What this means: Open data architectures are moving from optional to foundational. Federated access, lakehouse models, and open formats are becoming prerequisites for scaling AI across heterogeneous environments. For enterprise architects and data leaders, this raises the bar on governance, data quality, and interoperability as core design requirements, especially in multi-vendor ERP landscapes.

Expanding AI Capabilities with Prior Labs

While Dremio addresses data readiness, SAP’s planned acquisition of Prior Labs targets the model layer, specifically AI performance on structured enterprise data.

LLMs have struggled with tabular data, which dominates enterprise systems such as finance, supply chain, and procurement. Prior Labs specializes in Tabular Foundation Models (TFMs), which are designed to understand and predict outcomes from structured datasets such as payment behavior, supplier risk, and customer churn.

SAP plans to invest more than €1 billion (approximately $1.17 billion) over four years to scale Prior Labs into a global frontier AI lab focused on this category.
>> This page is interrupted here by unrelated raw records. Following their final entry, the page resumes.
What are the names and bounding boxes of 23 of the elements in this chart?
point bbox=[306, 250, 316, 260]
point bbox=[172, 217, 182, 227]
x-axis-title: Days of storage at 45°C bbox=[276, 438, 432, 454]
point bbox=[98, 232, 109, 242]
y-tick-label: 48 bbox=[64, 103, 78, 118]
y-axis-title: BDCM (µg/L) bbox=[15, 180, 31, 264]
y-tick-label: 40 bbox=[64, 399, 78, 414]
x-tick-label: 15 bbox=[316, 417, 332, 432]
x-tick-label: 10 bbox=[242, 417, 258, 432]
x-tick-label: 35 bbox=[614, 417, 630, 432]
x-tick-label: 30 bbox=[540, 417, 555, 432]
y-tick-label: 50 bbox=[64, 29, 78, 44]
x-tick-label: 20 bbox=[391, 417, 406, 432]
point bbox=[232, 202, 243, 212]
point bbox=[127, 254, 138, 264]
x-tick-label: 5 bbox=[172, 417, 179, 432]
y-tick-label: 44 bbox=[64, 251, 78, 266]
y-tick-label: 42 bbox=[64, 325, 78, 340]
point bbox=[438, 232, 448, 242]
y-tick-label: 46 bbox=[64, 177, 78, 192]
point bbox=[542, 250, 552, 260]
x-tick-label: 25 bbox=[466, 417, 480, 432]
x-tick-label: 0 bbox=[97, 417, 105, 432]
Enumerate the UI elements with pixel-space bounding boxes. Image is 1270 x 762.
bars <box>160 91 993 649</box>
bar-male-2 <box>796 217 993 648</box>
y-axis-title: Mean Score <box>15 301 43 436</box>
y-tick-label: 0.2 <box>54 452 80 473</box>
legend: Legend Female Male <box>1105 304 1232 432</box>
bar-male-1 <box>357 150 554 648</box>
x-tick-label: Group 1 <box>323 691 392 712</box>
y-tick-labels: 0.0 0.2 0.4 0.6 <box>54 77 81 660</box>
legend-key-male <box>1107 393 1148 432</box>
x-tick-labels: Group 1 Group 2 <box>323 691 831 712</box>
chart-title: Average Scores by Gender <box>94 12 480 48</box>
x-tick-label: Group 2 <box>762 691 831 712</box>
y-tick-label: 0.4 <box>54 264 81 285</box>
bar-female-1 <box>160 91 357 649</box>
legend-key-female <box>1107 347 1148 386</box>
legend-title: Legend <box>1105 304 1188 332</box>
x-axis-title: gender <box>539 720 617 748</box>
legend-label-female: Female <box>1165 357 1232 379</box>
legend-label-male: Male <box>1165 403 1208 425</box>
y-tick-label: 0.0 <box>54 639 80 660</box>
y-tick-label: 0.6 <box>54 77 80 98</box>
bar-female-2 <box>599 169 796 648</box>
The unit will operate independently to maintain research velocity while integrating with SAP’s product stack through SAP AI Core, SAP Business Data Cloud, and the Joule agent layer.
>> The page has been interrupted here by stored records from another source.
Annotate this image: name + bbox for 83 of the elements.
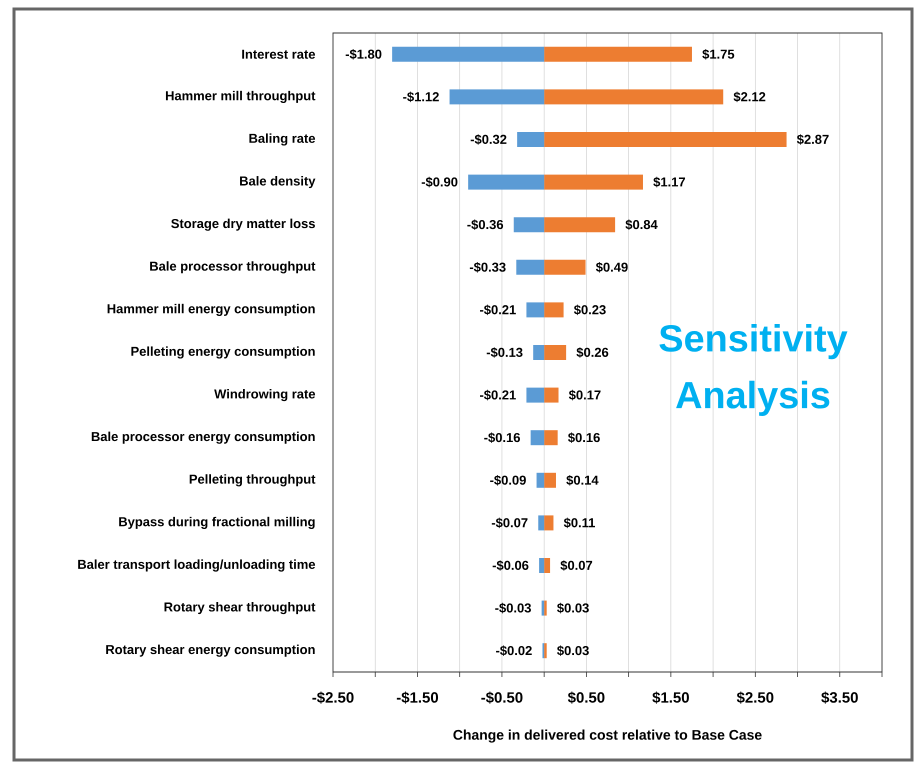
bar [516, 260, 544, 275]
bar [517, 132, 544, 147]
x-tick-label: -$2.50 [312, 692, 354, 704]
bar [544, 558, 550, 573]
data-label: -$0.33 [470, 262, 506, 273]
y-tick-label: Bale processor energy consumption [92, 432, 315, 444]
bar [544, 302, 564, 318]
bar [544, 46, 692, 62]
y-tick-label: Windrowing rate [214, 389, 316, 402]
data-label: -$0.13 [486, 347, 523, 358]
bar [530, 430, 544, 446]
bar [538, 515, 544, 530]
data-label: -$0.21 [480, 390, 516, 400]
bar [544, 600, 547, 616]
y-tick-label: Baling rate [249, 133, 316, 146]
data-label: -$1.12 [403, 92, 439, 102]
bar [544, 344, 566, 360]
bar [450, 89, 544, 104]
bar [392, 46, 544, 62]
bar [544, 515, 554, 530]
data-label: -$0.21 [480, 304, 516, 316]
bar [544, 643, 547, 658]
bar [539, 558, 544, 573]
data-label: $0.26 [576, 347, 608, 358]
text: Sensitivity Analysis [659, 324, 848, 416]
bar [514, 217, 544, 232]
data-label: $0.14 [566, 475, 599, 486]
data-label: $0.11 [564, 518, 595, 528]
data-label: $0.84 [625, 219, 658, 230]
x-tick-label: -$0.50 [481, 692, 522, 704]
data-label: $0.23 [574, 304, 606, 316]
data-label: $0.07 [560, 560, 592, 571]
data-label: $2.12 [734, 92, 766, 102]
data-label: $0.17 [568, 390, 601, 400]
data-label: $1.75 [702, 49, 734, 60]
data-label: $0.49 [596, 262, 628, 273]
data-label: $1.17 [653, 176, 686, 188]
bar [542, 600, 544, 616]
data-label: -$0.16 [484, 432, 520, 443]
bar [544, 174, 643, 190]
y-tick-label: Hammer mill energy consumption [108, 304, 315, 316]
y-tick-label: Interest rate [242, 50, 316, 59]
y-tick-label: Bale processor throughput [150, 261, 316, 274]
data-label: $0.03 [557, 602, 589, 614]
data-label: -$0.32 [470, 134, 506, 145]
data-label: -$0.36 [467, 219, 504, 230]
y-tick-label: Bypass during fractional milling [119, 516, 315, 529]
bar [544, 217, 616, 232]
data-label: $2.87 [796, 134, 829, 145]
x-axis-title: Change in delivered cost relative to Base Case [453, 730, 762, 743]
x-tick-label: $0.50 [568, 692, 604, 704]
y-tick-label: Pelleting energy consumption [131, 346, 315, 359]
data-label: -$0.06 [492, 560, 528, 571]
bar [544, 430, 558, 446]
bar [533, 344, 544, 360]
data-label: -$1.80 [346, 49, 382, 60]
y-tick-label: Bale density [240, 176, 316, 188]
bar [526, 388, 544, 403]
bar [544, 89, 724, 104]
bar [544, 472, 556, 488]
bar [544, 132, 787, 147]
y-tick-label: Rotary shear energy consumption [106, 644, 315, 657]
data-label: -$0.09 [490, 475, 526, 486]
x-tick-label: $2.50 [736, 692, 774, 704]
data-label: -$0.07 [492, 518, 528, 528]
x-tick-label: $1.50 [652, 692, 689, 704]
y-tick-label: Storage dry matter loss [171, 218, 315, 231]
bar [544, 388, 559, 403]
y-tick-label: Rotary shear throughput [164, 602, 316, 614]
bar [526, 302, 544, 318]
bar [536, 472, 544, 488]
data-label: -$0.02 [496, 645, 532, 656]
x-tick-label: $3.50 [821, 692, 858, 704]
y-tick-label: Baler transport loading/unloading time [78, 559, 316, 572]
data-label: -$0.03 [495, 602, 531, 614]
data-label: $0.03 [557, 645, 589, 656]
x-tick-label: -$1.50 [396, 692, 438, 704]
data-label: $0.16 [568, 432, 600, 443]
y-tick-label: Hammer mill throughput [166, 90, 316, 103]
bar [544, 260, 586, 275]
data-label: -$0.90 [422, 176, 458, 188]
y-tick-label: Pelleting throughput [190, 474, 316, 486]
bar [468, 174, 544, 190]
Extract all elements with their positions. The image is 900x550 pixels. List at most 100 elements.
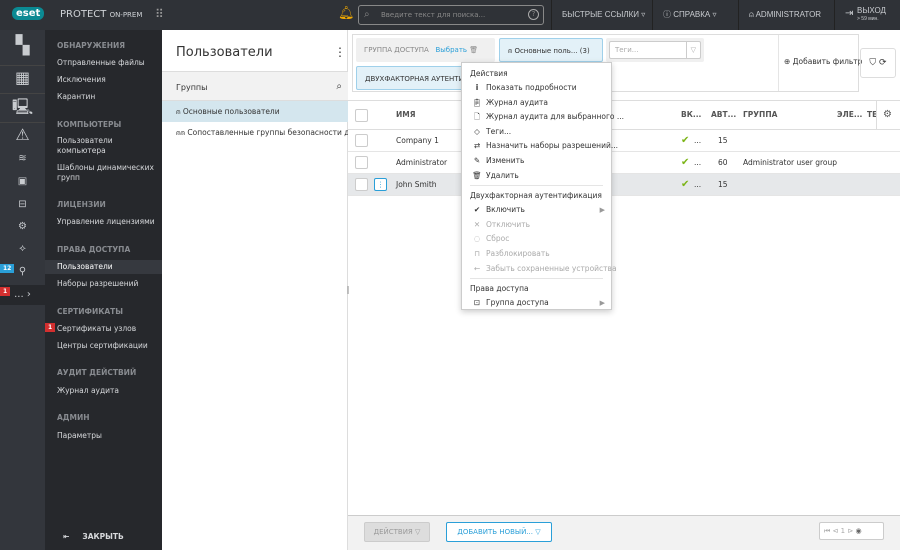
menu-item-edit[interactable]: ✎ Изменить bbox=[462, 154, 611, 169]
actions-button[interactable]: ДЕЙСТВИЯ ▽ bbox=[364, 522, 430, 542]
page-settings-icon[interactable]: ◉ bbox=[855, 527, 862, 535]
user-menu[interactable]: ⍝ ADMINISTRATOR bbox=[738, 0, 834, 30]
menu-item-audit-log[interactable]: 📋︎ Журнал аудита bbox=[462, 96, 611, 111]
notifications-icon[interactable]: ⟡ bbox=[19, 243, 26, 254]
page-number: 1 bbox=[840, 527, 846, 535]
pencil-icon: ✎ bbox=[473, 155, 481, 165]
funnel-icon: ⛉ bbox=[869, 58, 877, 68]
add-new-button[interactable]: ДОБАВИТЬ НОВЫЙ... ▽ bbox=[446, 522, 552, 542]
help-menu[interactable]: ⓘ СПРАВКА ▿ bbox=[652, 0, 726, 30]
search-icon: ⌕ bbox=[364, 9, 370, 20]
notification-bell-icon[interactable]: 🔔︎ bbox=[338, 6, 355, 21]
menu-header-access: Права доступа bbox=[470, 284, 529, 294]
trash-icon[interactable]: 🗑︎ bbox=[469, 46, 479, 54]
nav-item-peer-certificates[interactable]: Сертификаты узлов bbox=[57, 324, 137, 333]
logout-button[interactable]: ⇥ ВЫХОД > 59 мин. bbox=[834, 0, 896, 30]
prev-page-icon[interactable]: ⊲ bbox=[832, 527, 839, 535]
tasks-icon[interactable]: ▣ bbox=[17, 176, 28, 187]
nav-item-computer-users[interactable]: Пользователи компьютера bbox=[57, 136, 113, 155]
filter-presets-button[interactable]: ⛉ ⟳ bbox=[860, 48, 896, 78]
select-link[interactable]: Выбрать bbox=[435, 46, 468, 54]
submenu-arrow-icon: ▶ bbox=[599, 299, 605, 308]
logout-icon: ⇥ bbox=[845, 8, 854, 19]
status-overview-icon[interactable]: ⚲ bbox=[18, 266, 27, 277]
nav-item-quarantine[interactable]: Карантин bbox=[57, 92, 96, 101]
menu-item-enable[interactable]: ✔ Включить ▶ bbox=[462, 203, 611, 218]
row-actions-kebab-icon[interactable]: ⋮ bbox=[374, 178, 387, 191]
resize-handle[interactable]: ‖ bbox=[346, 285, 350, 294]
nav-item-license-management[interactable]: Управление лицензиями bbox=[57, 217, 155, 226]
nav-item-audit-log[interactable]: Журнал аудита bbox=[57, 386, 120, 395]
page-title: Пользователи bbox=[176, 45, 273, 60]
product-name: PROTECT ON-PREM bbox=[60, 9, 143, 20]
group-chip[interactable]: ⍝ Основные поль... (3) bbox=[499, 38, 603, 62]
refresh-icon[interactable]: ⟳ bbox=[879, 58, 887, 68]
trash-icon: 🗑︎ bbox=[472, 170, 482, 180]
nav-section-access-rights: ПРАВА ДОСТУПА bbox=[57, 245, 131, 254]
detections-warning-icon[interactable]: ⚠︎ bbox=[0, 122, 45, 144]
column-header-enabled[interactable]: ВК... bbox=[681, 110, 702, 119]
document-search-icon: 🗋 bbox=[473, 112, 481, 122]
menu-item-tags[interactable]: ◇ Теги... bbox=[462, 125, 611, 140]
access-group-icon: ⊡ bbox=[473, 298, 481, 308]
column-header-name[interactable]: ИМЯ bbox=[396, 110, 416, 119]
nav-item-users[interactable]: Пользователи bbox=[45, 260, 162, 274]
column-header-phone[interactable]: ТЕ bbox=[867, 110, 878, 119]
column-header-email[interactable]: ЭЛЕ... bbox=[837, 110, 863, 119]
reports-icon[interactable]: ≋ bbox=[18, 153, 27, 164]
row-checkbox[interactable] bbox=[355, 134, 368, 147]
installers-icon[interactable]: ⊟ bbox=[18, 199, 27, 210]
row-checkbox[interactable] bbox=[355, 178, 368, 191]
search-input[interactable]: ⌕ Введите текст для поиска...? bbox=[358, 5, 544, 25]
table-row[interactable]: Administrator ✔... 60 Administrator user gr… bbox=[348, 152, 900, 174]
chevron-down-icon[interactable]: ▽ bbox=[685, 42, 700, 58]
nav-item-certification-authorities[interactable]: Центры сертификации bbox=[57, 341, 148, 350]
group-item-mapped-security-groups[interactable]: ⍝⍝ Сопоставленные группы безопасности до… bbox=[176, 128, 348, 137]
devices-icon[interactable]: 🖳︎ bbox=[0, 93, 45, 123]
table-row-selected[interactable]: ⋮ John Smith ✔... 15 bbox=[348, 174, 900, 196]
menu-item-access-group[interactable]: ⊡ Группа доступа ▶ bbox=[462, 296, 611, 311]
groups-panel: Пользователи ⋮ Группы ⌕ ⍝ Основные пользо… bbox=[162, 30, 350, 550]
more-button[interactable]: ... › bbox=[0, 285, 45, 305]
search-icon[interactable]: ⌕ bbox=[336, 81, 342, 92]
quick-links-menu[interactable]: БЫСТРЫЕ ССЫЛКИ ▿ bbox=[551, 0, 655, 30]
info-icon: i bbox=[475, 83, 479, 92]
tags-filter[interactable]: Теги... ▽ bbox=[606, 38, 704, 62]
group-item-main-users[interactable]: ⍝ Основные пользователи bbox=[162, 101, 348, 122]
nav-section-detections: ОБНАРУЖЕНИЯ bbox=[57, 41, 126, 50]
nav-item-submitted-files[interactable]: Отправленные файлы bbox=[57, 58, 145, 67]
column-settings-gear-icon[interactable]: ⚙︎ bbox=[876, 100, 892, 130]
column-header-auto[interactable]: АВТ... bbox=[711, 110, 737, 119]
menu-item-audit-log-selected[interactable]: 🗋 Журнал аудита для выбранного ... bbox=[462, 110, 624, 125]
kebab-menu-icon[interactable]: ⋮ bbox=[334, 45, 346, 59]
collapse-button[interactable]: ⇤ ЗАКРЫТЬ bbox=[63, 532, 124, 541]
policies-icon[interactable]: ⚙︎ bbox=[18, 221, 27, 232]
menu-item-show-details[interactable]: i Показать подробности bbox=[462, 81, 611, 96]
main-content: ГРУППА ДОСТУПА Выбрать 🗑︎ ⍝ Основные пол… bbox=[348, 30, 900, 550]
menu-item-assign-permission-sets[interactable]: ⇄ Назначить наборы разрешений... bbox=[462, 139, 618, 154]
swap-arrows-icon: ⇄ bbox=[473, 141, 481, 151]
nav-section-audit: АУДИТ ДЕЙСТВИЙ bbox=[57, 368, 137, 377]
menu-item-delete[interactable]: 🗑︎ Удалить bbox=[462, 169, 611, 184]
first-page-icon[interactable]: ⏮ bbox=[824, 527, 831, 535]
dashboard-icon[interactable]: ▚ bbox=[15, 35, 30, 56]
nav-item-settings[interactable]: Параметры bbox=[57, 431, 102, 440]
bottom-toolbar: ДЕЙСТВИЯ ▽ ДОБАВИТЬ НОВЫЙ... ▽ ⏮ ⊲ 1 ⊳ ◉ bbox=[348, 515, 900, 550]
check-icon: ✔ bbox=[681, 179, 690, 190]
computers-icon[interactable]: ▦ bbox=[0, 65, 45, 87]
nav-item-permission-sets[interactable]: Наборы разрешений bbox=[57, 279, 139, 288]
help-circle-icon[interactable]: ? bbox=[528, 9, 539, 20]
twofa-filter[interactable]: ДВУХФАКТОРНАЯ АУТЕНТИФИКАЦИЯ bbox=[356, 66, 476, 90]
select-all-checkbox[interactable] bbox=[355, 109, 368, 122]
next-page-icon[interactable]: ⊳ bbox=[847, 527, 854, 535]
check-icon: ✔ bbox=[681, 135, 690, 146]
table-row[interactable]: Company 1 ✔... 15 bbox=[348, 130, 900, 152]
row-checkbox[interactable] bbox=[355, 156, 368, 169]
nav-item-dynamic-group-templates[interactable]: Шаблоны динамических групп bbox=[57, 163, 154, 182]
menu-item-unlock: ⊓ Разблокировать bbox=[462, 247, 611, 262]
access-group-filter[interactable]: ГРУППА ДОСТУПА Выбрать 🗑︎ bbox=[356, 38, 495, 62]
apps-grid-icon[interactable]: ⠿ bbox=[155, 7, 164, 21]
column-header-group[interactable]: ГРУППА bbox=[743, 110, 778, 119]
add-filter-button[interactable]: ⊕ Добавить фильтр bbox=[778, 35, 862, 91]
nav-item-exclusions[interactable]: Исключения bbox=[57, 75, 106, 84]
“Early on, SAP recognized that the greatest untapped opportunity in enterprise AI wasn’t large language models; it was AI built for the structured data that runs the world’s businesses,” Herzig said.
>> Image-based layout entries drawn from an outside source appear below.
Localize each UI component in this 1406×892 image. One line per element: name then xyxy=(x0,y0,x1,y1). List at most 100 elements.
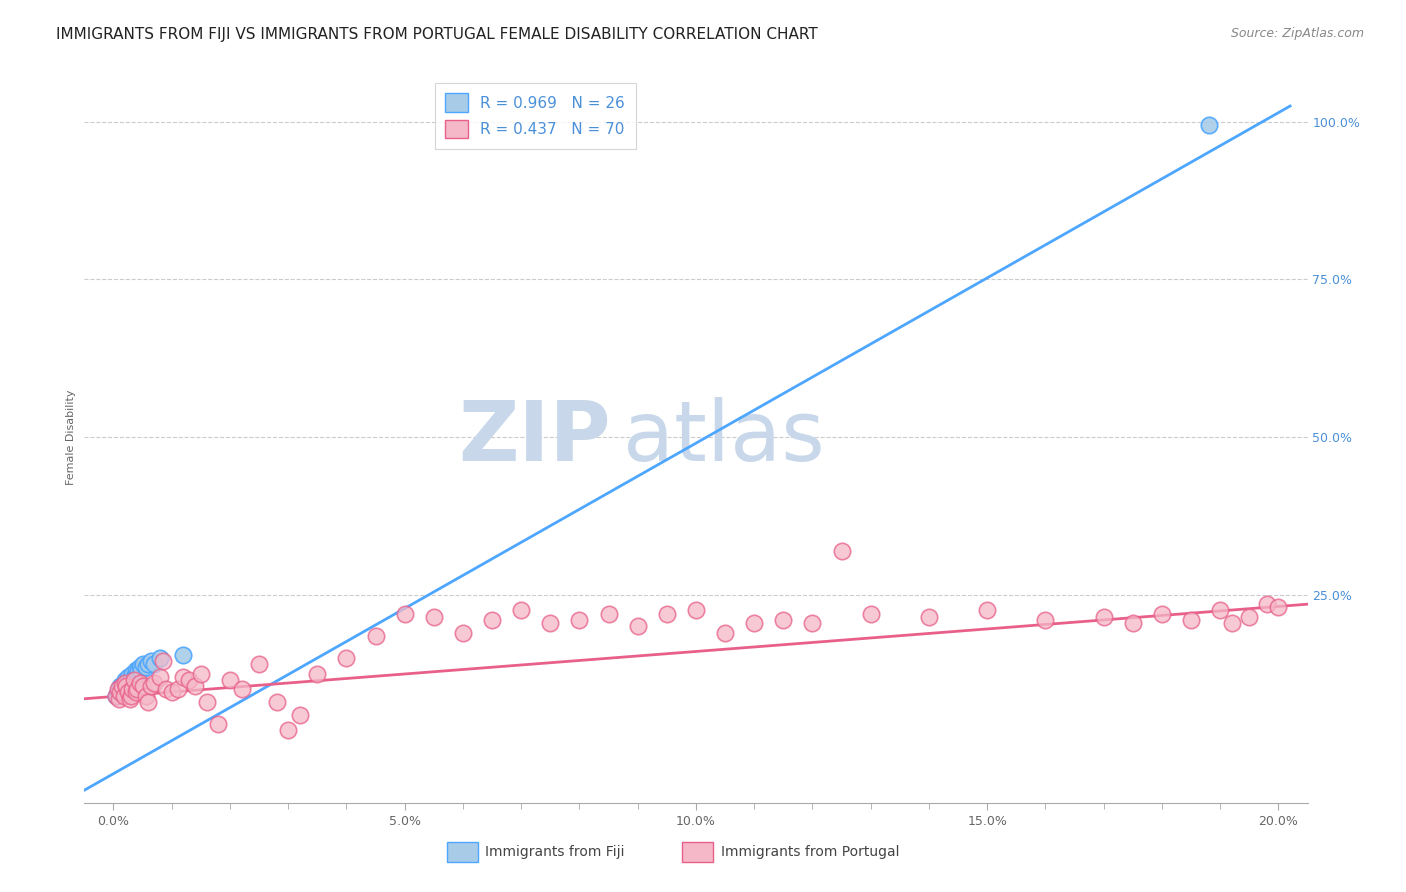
Legend: R = 0.969   N = 26, R = 0.437   N = 70: R = 0.969 N = 26, R = 0.437 N = 70 xyxy=(434,83,636,149)
Point xyxy=(195,695,218,709)
Point xyxy=(247,657,270,671)
Point xyxy=(219,673,242,687)
Text: ZIP: ZIP xyxy=(458,397,610,477)
Point xyxy=(481,613,503,627)
Point xyxy=(128,676,150,690)
Point xyxy=(122,670,145,684)
Point xyxy=(1256,597,1278,611)
Point xyxy=(112,676,135,690)
Point xyxy=(1239,609,1261,624)
Point xyxy=(131,664,153,678)
Point xyxy=(277,723,299,738)
Point xyxy=(423,609,446,624)
Point xyxy=(1198,118,1220,132)
Point xyxy=(742,616,765,631)
Point xyxy=(127,664,149,678)
Point xyxy=(122,673,145,687)
Point xyxy=(685,603,707,617)
Point xyxy=(118,673,141,687)
Text: Source: ZipAtlas.com: Source: ZipAtlas.com xyxy=(1230,27,1364,40)
Point xyxy=(918,609,941,624)
Point xyxy=(112,689,135,703)
Point xyxy=(115,679,138,693)
Point xyxy=(138,657,160,671)
Y-axis label: Female Disability: Female Disability xyxy=(66,389,76,485)
Text: Immigrants from Portugal: Immigrants from Portugal xyxy=(721,845,900,859)
Point xyxy=(714,625,737,640)
Point xyxy=(190,666,212,681)
Point xyxy=(976,603,998,617)
Point xyxy=(627,619,650,633)
Point xyxy=(120,670,142,684)
Text: IMMIGRANTS FROM FIJI VS IMMIGRANTS FROM PORTUGAL FEMALE DISABILITY CORRELATION C: IMMIGRANTS FROM FIJI VS IMMIGRANTS FROM … xyxy=(56,27,818,42)
Point xyxy=(1209,603,1232,617)
Point xyxy=(108,691,131,706)
Point xyxy=(143,676,166,690)
Point xyxy=(166,682,188,697)
Point xyxy=(538,616,561,631)
Point xyxy=(108,682,131,697)
Point xyxy=(121,666,143,681)
Point xyxy=(184,679,207,693)
Point xyxy=(1267,600,1289,615)
Point xyxy=(172,670,194,684)
Point xyxy=(172,648,194,662)
Point xyxy=(138,695,160,709)
Point xyxy=(149,670,172,684)
Point xyxy=(364,629,387,643)
Point xyxy=(110,685,132,699)
Point xyxy=(135,660,157,674)
Point xyxy=(510,603,533,617)
Point xyxy=(141,679,163,693)
Point xyxy=(107,685,129,699)
Point xyxy=(179,673,201,687)
Point xyxy=(451,625,474,640)
Point xyxy=(114,676,136,690)
Point xyxy=(655,607,678,621)
Point xyxy=(859,607,882,621)
Point xyxy=(231,682,253,697)
Point xyxy=(1092,609,1115,624)
Point xyxy=(124,664,146,678)
Point xyxy=(105,689,128,703)
Point xyxy=(125,682,148,697)
Point xyxy=(307,666,329,681)
Point xyxy=(111,682,134,697)
Point xyxy=(1150,607,1173,621)
Point xyxy=(1035,613,1057,627)
Point xyxy=(801,616,824,631)
Point xyxy=(288,707,311,722)
Point xyxy=(107,682,129,697)
Point xyxy=(131,679,153,693)
Point xyxy=(149,650,172,665)
Point xyxy=(120,689,142,703)
Point xyxy=(115,676,138,690)
Point xyxy=(117,670,139,684)
Point xyxy=(111,679,134,693)
Point xyxy=(598,607,620,621)
Point xyxy=(131,657,153,671)
Point xyxy=(1180,613,1202,627)
Point xyxy=(124,685,146,699)
Point xyxy=(568,613,591,627)
Point xyxy=(772,613,794,627)
Text: Immigrants from Fiji: Immigrants from Fiji xyxy=(485,845,624,859)
Point xyxy=(128,660,150,674)
Point xyxy=(152,654,174,668)
Point xyxy=(335,650,357,665)
Point xyxy=(143,657,166,671)
Point xyxy=(125,666,148,681)
Point xyxy=(155,682,177,697)
Point xyxy=(1122,616,1144,631)
Point xyxy=(114,673,136,687)
Point xyxy=(135,689,157,703)
Point xyxy=(110,679,132,693)
Point xyxy=(121,682,143,697)
Point xyxy=(117,685,139,699)
Point xyxy=(1220,616,1243,631)
Point xyxy=(394,607,416,621)
Point xyxy=(207,717,229,731)
Point xyxy=(105,689,128,703)
Point xyxy=(160,685,183,699)
Point xyxy=(141,654,163,668)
Prior Labs’ technology, including its widely adopted open-source model TabPFN, enables instant predictions on tabular data without requiring extensive model training. SAP said this capability will allow business users to run “what-if” scenarios and generate predictions directly from enterprise datasets, with minimal data science expertise.

Analysis

What this means: Structured enterprise data is becoming the primary source of AI differentiation. While much of the AI conversation has centered on large language models, most ERP value sits in structured datasets across finance, supply chain, and operations. Vendors that improve prediction, simulation, and decision-making directly on that data will define the next phase of competitive advantage for ERP buyers.

Sponsor Industry‑Grade Research

Aligning Data Infrastructure and AI Execution

The two acquisitions reflect a broader architectural shift. Dremio extends SAP’s ability to unify and govern enterprise data across systems, while Prior Labs enhances its ability to generate predictive insights from that data.

Klein described this as building on SAP’s “strong data foundation,” combining open data infrastructure with advanced models tailored to business data.

The strategy also aligns with SAP’s broader push toward agentic AI, where systems not only analyze data but execute workflows and decisions autonomously. In that context, both data accessibility and model accuracy become critical prerequisites.

SAP said the combined capabilities will allow customers to move from “raw, fragmented data to governed, AI-ready intelligence” while improving time to value for AI initiatives.

 

Analysis

What this means: ERP platforms are converging on full-stack AI architectures. This move reinforces a broader market shift where vendors are investing across data, models, and applications simultaneously. For ERP leaders, the implication is that evaluating AI capability will increasingly require assessing how well vendors integrate these layers into a cohesive system, not just the surface-level features delivered in applications.